6 December 2018
Queensland Warns SA about UCG Heartache
Landowners directly affected by Underground Coal Gasification (UCG) in Queensland have joined with Traditional Owners and environmentalists to send a stark warning to South Australian MPs not to allow the technology here.
UCG, a controversial process of setting fire to coal seams underground to produce ‘syngas,’ was banned in Queensland after it destroyed hundreds of square kilometres of farmland in what the then-Environment Minister described as ‘the biggest pollution event probably in Queensland’s history.’
Qld landowner Helen Bender has come to SA to warn of the dangers of UCG. Helen tragically lost her father, fifth-generation farmer George Bender, after a long, pitched battle with the invasive UCG and CSG industries. George took his own life on 14 October 2015, aged 68 years.
“I am here in SA to continue my father's legacy,” said Ms Bender.
“He was the first landowner to speak out in 2011 about the dangers he witnessed with unconventional gas.
“Even after the company in Qld that damaged our property was found guilty - It is disappointing that we are still not being heard,” she said.
“My message to the South Australian Government is that there is no second chance with this technology. You have one decision to make so you must and make sure it is the right one.”
With Helen is Sarah Moles from Lock the Gate Qld who has been at the forefront of the campaign to ban UCG in her home state.
“South Australia is the clear winner in renewable energy,” said Ms Moles.
“There is no need to risk a highly polluting technology that can have negative impacts on community health as we have seen in Queensland.”

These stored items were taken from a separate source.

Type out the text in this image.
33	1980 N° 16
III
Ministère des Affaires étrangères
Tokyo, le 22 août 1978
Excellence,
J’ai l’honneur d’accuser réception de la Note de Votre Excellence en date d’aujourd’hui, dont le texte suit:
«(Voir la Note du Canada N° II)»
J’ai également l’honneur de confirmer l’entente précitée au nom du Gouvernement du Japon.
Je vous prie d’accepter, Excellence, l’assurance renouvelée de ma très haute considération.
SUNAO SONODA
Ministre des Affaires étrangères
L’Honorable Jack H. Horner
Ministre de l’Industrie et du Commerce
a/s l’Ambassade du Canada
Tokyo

Despite the technology being outlawed in Queensland, and countries like Scotland, Leigh Creek Energy has been granted permission to undertake a trial of UCG in Leigh Creek in the state’s North.
The trial has been fiercely opposed by Traditional Owners, and nearby residents.
“ATLA remains totally opposed to the gasification process at Leigh Creek,” said Vince Coulthard, CEO of the Adnyamathanha Traditional Lands Association (ATLA).
“The Minister gave approval for a pilot project which has now failed. Enough is enough. It’s time for Leigh Creek Energy to get out of Adnyamathanha country.
“We call on the Minister to stop this toxic madness,” he said.
Conservation SA, the state’s peak environment body, says the decision to move forward with UCG in South Australia is an outrage.
“We are horrified that this dangerous technology has been given the go ahead in South Australia,” said Craig Wilkins, Chief Executive of Conservation SA.
“UCG has been banned interstate and right around the world because of the damage it causes.
“We must learn the lessons from Queensland and outlaw its use here,” he said.